「十角館の殺人」鑑賞記
皆さん、おはこんばんちは。
今回は、huluで公開中のオリジナルドラマ「十角館の殺人」の鑑賞記を書いてみたいと思います。
※この記事は、原作小説並びにドラマのネタバレを盛大に(笑)含んでいます。気になる方はネタバレ個所を明記していますので、そちらを飛ばしてお読みください。
「十角館の殺人」
予告編
原作小説
「十角館の殺人」は、推理作家・綾辻行人のデビュー作品である長編推理小説です。
1987年に出版されたこの作品は、この後に発表される「館シリーズ」の第1作となります。2022年12月時点で累計発行部数は152万部を突破しています。
日本のミステリー界に大きな影響を与え、「新本格ブーム」を巻き起こしたとされています。
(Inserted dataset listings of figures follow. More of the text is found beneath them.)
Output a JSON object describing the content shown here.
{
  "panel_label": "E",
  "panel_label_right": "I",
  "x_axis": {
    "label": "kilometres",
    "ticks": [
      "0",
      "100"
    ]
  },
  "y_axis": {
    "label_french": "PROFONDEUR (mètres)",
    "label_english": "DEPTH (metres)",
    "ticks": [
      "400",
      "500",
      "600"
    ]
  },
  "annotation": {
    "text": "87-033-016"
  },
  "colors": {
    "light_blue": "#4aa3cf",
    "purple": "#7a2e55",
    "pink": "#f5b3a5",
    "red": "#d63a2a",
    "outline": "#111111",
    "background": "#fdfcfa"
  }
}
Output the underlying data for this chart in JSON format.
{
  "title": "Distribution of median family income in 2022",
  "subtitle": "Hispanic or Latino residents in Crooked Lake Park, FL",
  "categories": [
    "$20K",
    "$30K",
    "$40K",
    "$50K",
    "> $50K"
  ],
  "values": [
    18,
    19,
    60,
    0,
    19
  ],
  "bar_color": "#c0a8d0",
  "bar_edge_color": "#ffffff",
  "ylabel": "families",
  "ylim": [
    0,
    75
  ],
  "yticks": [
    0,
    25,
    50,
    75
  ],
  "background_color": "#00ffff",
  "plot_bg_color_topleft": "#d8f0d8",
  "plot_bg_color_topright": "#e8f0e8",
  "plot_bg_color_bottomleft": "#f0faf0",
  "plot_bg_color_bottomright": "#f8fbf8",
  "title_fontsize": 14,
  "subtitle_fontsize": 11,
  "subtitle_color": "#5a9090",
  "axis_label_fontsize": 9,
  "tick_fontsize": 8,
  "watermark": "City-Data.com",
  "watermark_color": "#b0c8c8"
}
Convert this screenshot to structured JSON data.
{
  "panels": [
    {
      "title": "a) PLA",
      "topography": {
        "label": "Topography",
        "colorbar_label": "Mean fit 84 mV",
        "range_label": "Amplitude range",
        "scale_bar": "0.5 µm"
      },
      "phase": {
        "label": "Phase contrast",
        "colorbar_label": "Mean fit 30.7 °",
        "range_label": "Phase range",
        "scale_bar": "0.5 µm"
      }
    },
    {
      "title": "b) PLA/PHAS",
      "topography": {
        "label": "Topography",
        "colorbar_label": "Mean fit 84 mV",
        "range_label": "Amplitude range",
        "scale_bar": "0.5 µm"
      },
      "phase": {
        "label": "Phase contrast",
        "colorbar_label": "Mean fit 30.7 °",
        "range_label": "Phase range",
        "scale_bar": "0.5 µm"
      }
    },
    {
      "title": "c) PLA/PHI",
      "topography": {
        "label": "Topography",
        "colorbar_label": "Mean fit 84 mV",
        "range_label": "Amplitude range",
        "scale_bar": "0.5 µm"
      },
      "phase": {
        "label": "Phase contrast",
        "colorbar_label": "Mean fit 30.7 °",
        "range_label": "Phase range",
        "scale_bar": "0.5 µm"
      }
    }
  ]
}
『週刊文春』が推理作家や推理小説の愛好者ら約500名のアンケートにより選出した「東西ミステリーベスト100」の2012年版国内編で8位に選出。2023年に『タイム』誌が選ぶ「史上最高のミステリー&スリラー本」オールタイム・ベスト100に選出されています。
(※参考=Wikipedia)
「新本格ブーム」とは、1980年代後半に起こった本格ミステリの復興運動です。魅力的な謎とその論理的な解決を重視する「本格ミステリ」(エラリー・クイーンや横溝正史の作品がその代表)は当時、過去の遺物として隅に追いやられ、絶滅寸前でした。そうした状況に危機感を覚えた若い作家たちが、80年代後半から90年代にかけて登場。新鮮な本格作品を相次いで発表して、一大ムーブメントを巻き起こしたのです。
その先陣を切った作品こそ、1987年9月5日に刊行された『十角館の殺人』なのです。無人島での連続殺人を扱った同作は、ベストセラー作家・綾辻行人の出発点であると同時に、本格再興の呼び水となり、現代ミステリの流れを大きく変えた記念碑的作品となりました。
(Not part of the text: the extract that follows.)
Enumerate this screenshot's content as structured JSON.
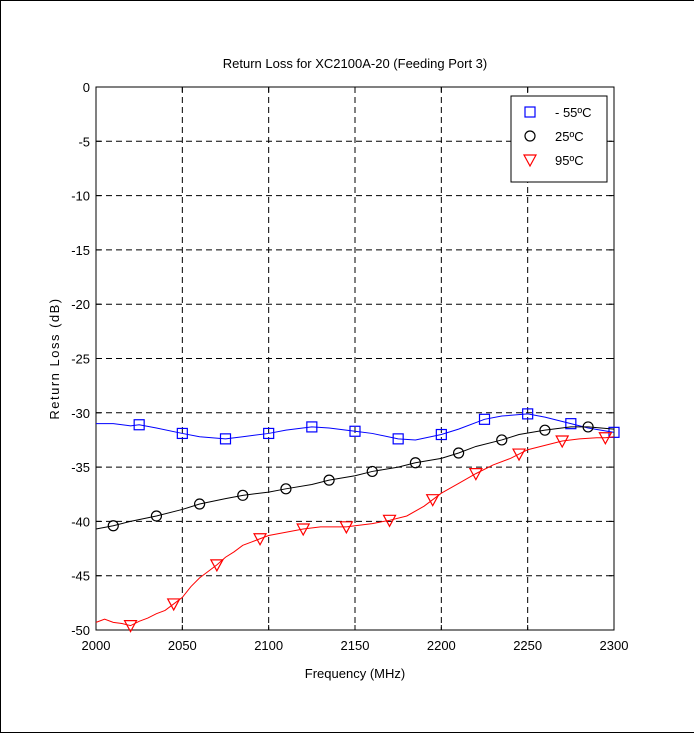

(※参考=KADOKAWA Group「ダ・ヴィンチWeb」)
綾辻先生の代表作として、全世界シリーズ累計発行部数670万部を誇る「館」シリーズは、「十角館の殺人」から「奇面館の殺人」まで、9つの長編推理小説からなる壮大なストーリーで綴られ、現在はシリーズ第10作「双子館の殺人」が連載中(2024年3月現在)です。
そのシリーズ第1作にして、“綾辻行人史上最高傑作”との呼び声高いデビュー作「十角館の殺人」。
この作品は、緻密かつ巧妙な「叙述トリック」と、「たった1行で事件の真相を描く」という大胆な手法で、長年“映像化不可能”といわれてきました。
(※参考:映画.com)
その“映像化不可能”といわれてきた原作小説が、とうとうドラマ化されるというニュースが伝わってきた時は、
「マジかっ!」
と驚愕しました。
私にとっての推理小説
私は、子供の頃から推理小説の大大大ファン(笑)でした。
国内作家では「明智小五郎・少年探偵団」シリーズの江戸川乱歩を小・中学生向けのジュニアノベルで読み始め、それを筆頭に、角川映画やテレビドラマで多く映像化された「金田一耕助」シリーズの横溝正史、同じく映像化の多かった「証明シリーズ」の森村誠一、「伊集院大介」シリーズの栗本薫、「神津恭介」シリーズの高木彬光、「安楽椅子探偵」シリーズの都筑道夫、殺人事件が起こらない日常ミステリーの北村薫などを読んでいました。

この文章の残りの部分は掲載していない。